General Strong had long since been wounded. Colonel Chatfield, Sixth Connecticut; Colonel Barton, Forty-eighth New York; and Colonel Shaw, Fifty-fourth Massachusetts, had fallen, after the most gallant efforts, in front of their commands; and during the advance of the Second Brigade I had been struck by a grape-shot and was compelled to retire. . . .

Finally despairing, after long waiting, of further assistance, the senior officers at the fort withdrew our men (with exception of about 100, who could not be reached, and who were soon after captured), and what had been so dearly bought was abandoned to the enemy. . . .

Unsuccessful as we were, the highest praise is due to those noble men who did their full duty that night. Who can forget, while courage and generosity are admired by man, that glorious soldier, Strong, or the heroic Putnam, or Chatfield, the beloved, or Shaw, faithful and devoted upon death. Many more than these deserve lasting record, of the rank and file as well as of officers, but the loss of those of high command, and the scattering of the many wounded who were prominent actors in this scene, with the difficultly of procuring sufficient information otherwise, compel me to but a meager outline. On every inch of the sands in front of Fort Wagner will be forever traced in undying glory the story of the determination and courage of these men.

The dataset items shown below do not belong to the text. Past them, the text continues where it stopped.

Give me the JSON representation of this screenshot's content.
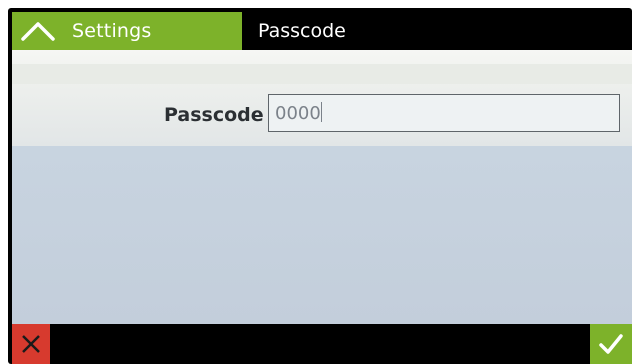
{
  "header": {
    "back_label": "Settings",
    "title": "Passcode",
    "back_icon": "chevron-up-icon"
  },
  "form": {
    "passcode_label": "Passcode",
    "passcode_value": "0000"
  },
  "footer": {
    "cancel_icon": "close-icon",
    "confirm_icon": "checkmark-icon"
  },
  "colors": {
    "accent_green": "#7db22a",
    "cancel_red": "#d73a2e",
    "content_blue": "#c6d2de"
  }
}
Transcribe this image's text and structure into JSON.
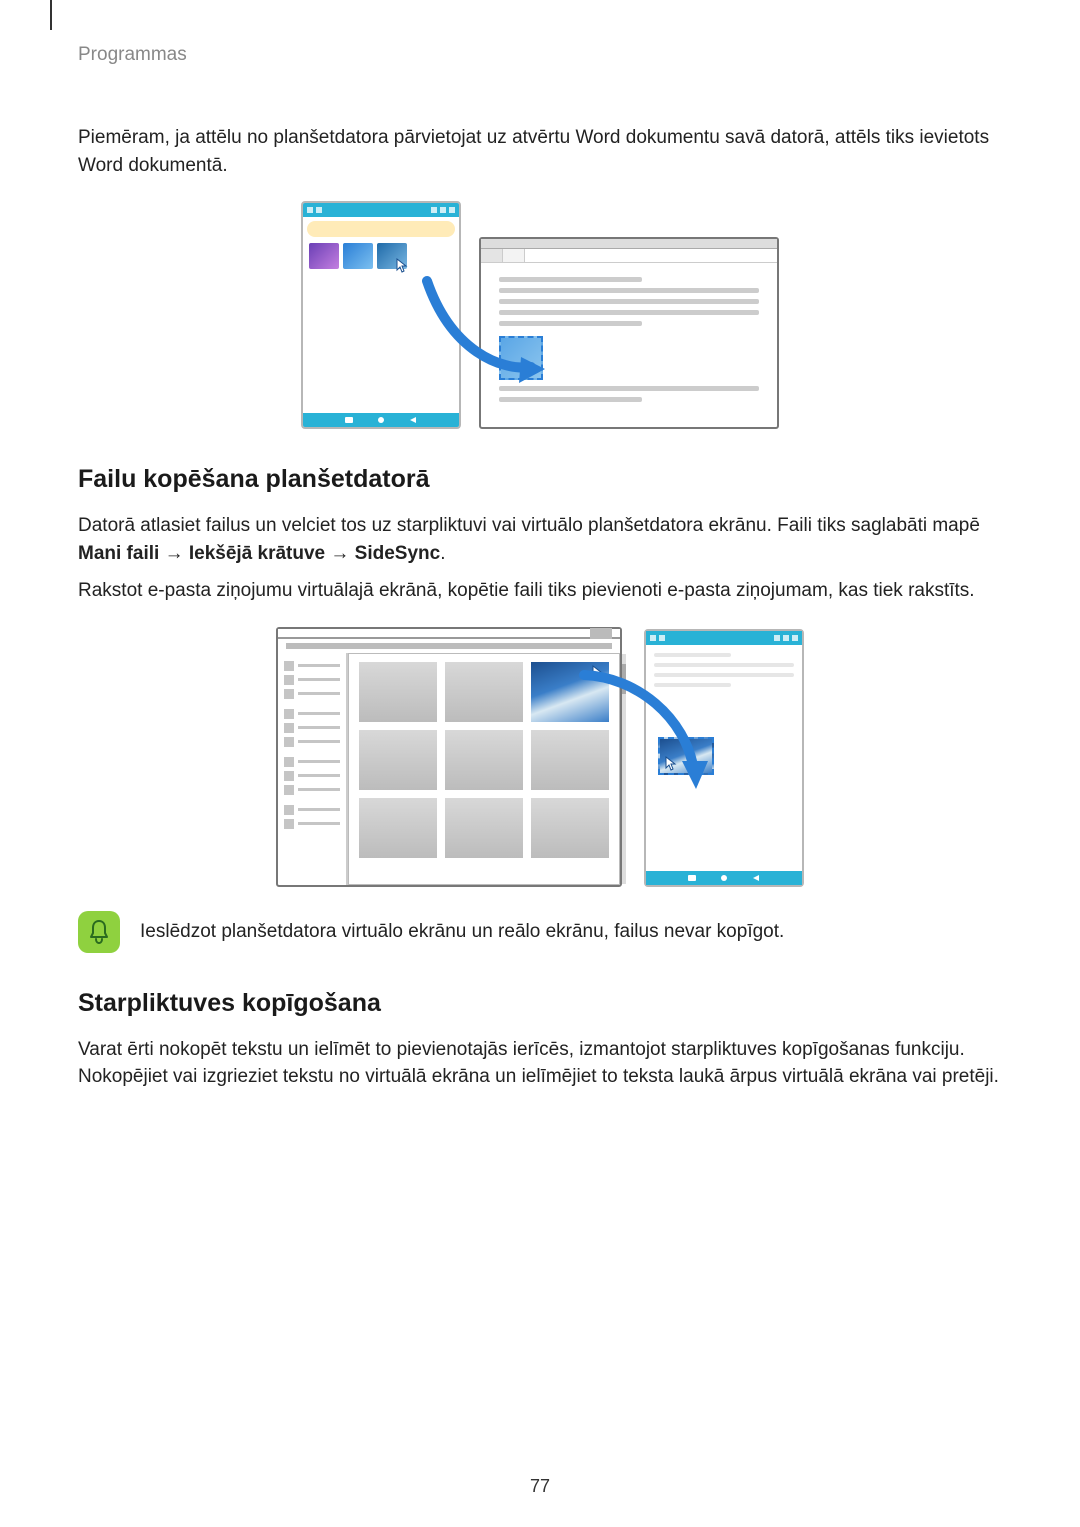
{
  "header": {
    "label": "Programmas"
  },
  "intro": "Piemēram, ja attēlu no planšetdatora pārvietojat uz atvērtu Word dokumentu savā datorā, attēls tiks ievietots Word dokumentā.",
  "section1": {
    "title": "Failu kopēšana planšetdatorā",
    "p1_a": "Datorā atlasiet failus un velciet tos uz starpliktuvi vai virtuālo planšetdatora ekrānu. Faili tiks saglabāti mapē ",
    "p1_bold": "Mani faili → Iekšējā krātuve → SideSync",
    "p1_b": ".",
    "p2": "Rakstot e-pasta ziņojumu virtuālajā ekrānā, kopētie faili tiks pievienoti e-pasta ziņojumam, kas tiek rakstīts."
  },
  "note": "Ieslēdzot planšetdatora virtuālo ekrānu un reālo ekrānu, failus nevar kopīgot.",
  "section2": {
    "title": "Starpliktuves kopīgošana",
    "p1": "Varat ērti nokopēt tekstu un ielīmēt to pievienotajās ierīcēs, izmantojot starpliktuves kopīgošanas funkciju. Nokopējiet vai izgrieziet tekstu no virtuālā ekrāna un ielīmējiet to teksta laukā ārpus virtuālā ekrāna vai pretēji."
  },
  "page_number": "77"
}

The 54th Massachusetts suffers about 42% casualties or more.  Shaw is buried in a mass grave with the bodies of his men, which is meant to be an insult.  In response to this act, Col. Shaw’s father, George Shaw, issues this public statement:

We would not have his body removed from where it lies surrounded by his brave and devoted soldiers....We can imagine no holier place than that in which he lies, among his brave and devoted followers, nor wish for him better company. – what a body-guard he has!

Col. Robert G. Shaw



Although the 54th Massachusetts is not the first black regiment formed, it is the first black outfit to be involved in a high-profile battle under the eye of an avid press.  As the story of the desperate attack on Fort Wagner hits the newspapers, and captures the public imagination, Northern support for black units strengthens, when it is clear that these troops are the equal of  white soldiers in every respect.